OpenAI’s Voice Cloning AI: Revolutionizing Text-to-Voice Generation in Just 15 Seconds

OpenAI is now offering limited access to a text-to-voice generation platform called Voice Engine. This platform can create a synthetic voice based on a short 15-second clip of someone’s voice. The AI-generated voice can then read out text prompts in the same language as the original speaker or in various other languages.

According to OpenAI’s blog post, companies like Age of Learning, HeyGen, Dimagi, Livox, and Lifespan already have access to this technology. Age of Learning has been using the AI to generate pre-scripted voice-over content and personalized responses for students written by GPT-4.

OpenAI began developing Voice Engine in late 2022 and has already powered preset voices for text-to-speech APIs and ChatGPT’s Read Aloud feature.

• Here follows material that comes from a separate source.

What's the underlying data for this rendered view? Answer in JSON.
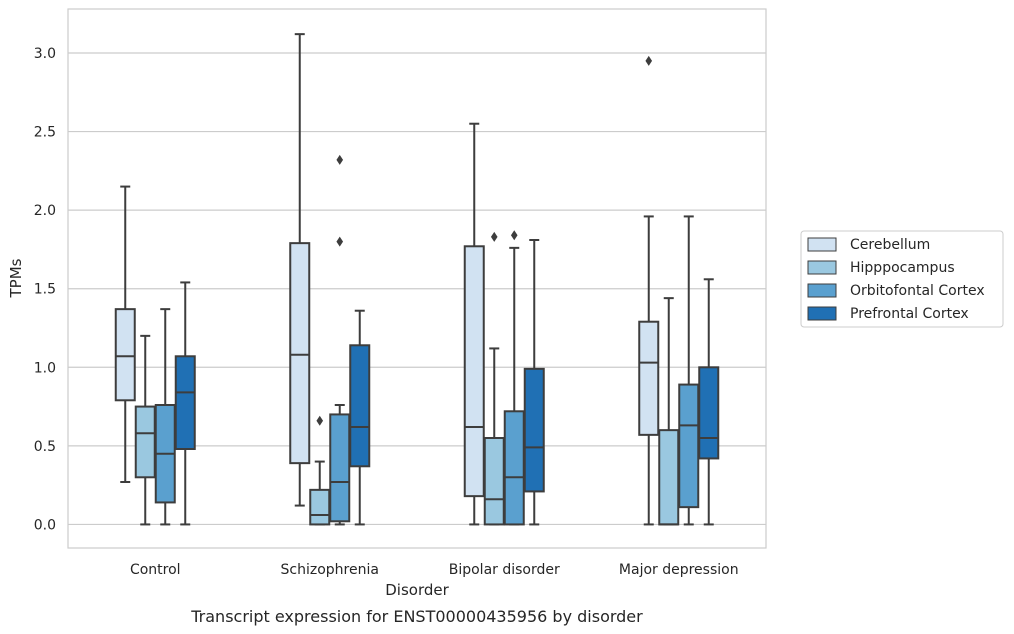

The model was trained on a mix of licensed and publicly available data, and it will only be available to about 10 developers.

AI text-to-audio generation is an evolving field, with companies like Podcastle and ElevenLabs providing similar technologies. However, ethical concerns around AI voice technology continue to be addressed, with OpenAI implementing usage policies to prevent misuse of Voice Generation.

OpenAI suggests various measures to limit risks associated with these tools, including phasing out voice-based authentication for bank accounts and educating the public on AI deepfakes. They have also added watermarking to audio clips to trace their origin and actively monitor their usage.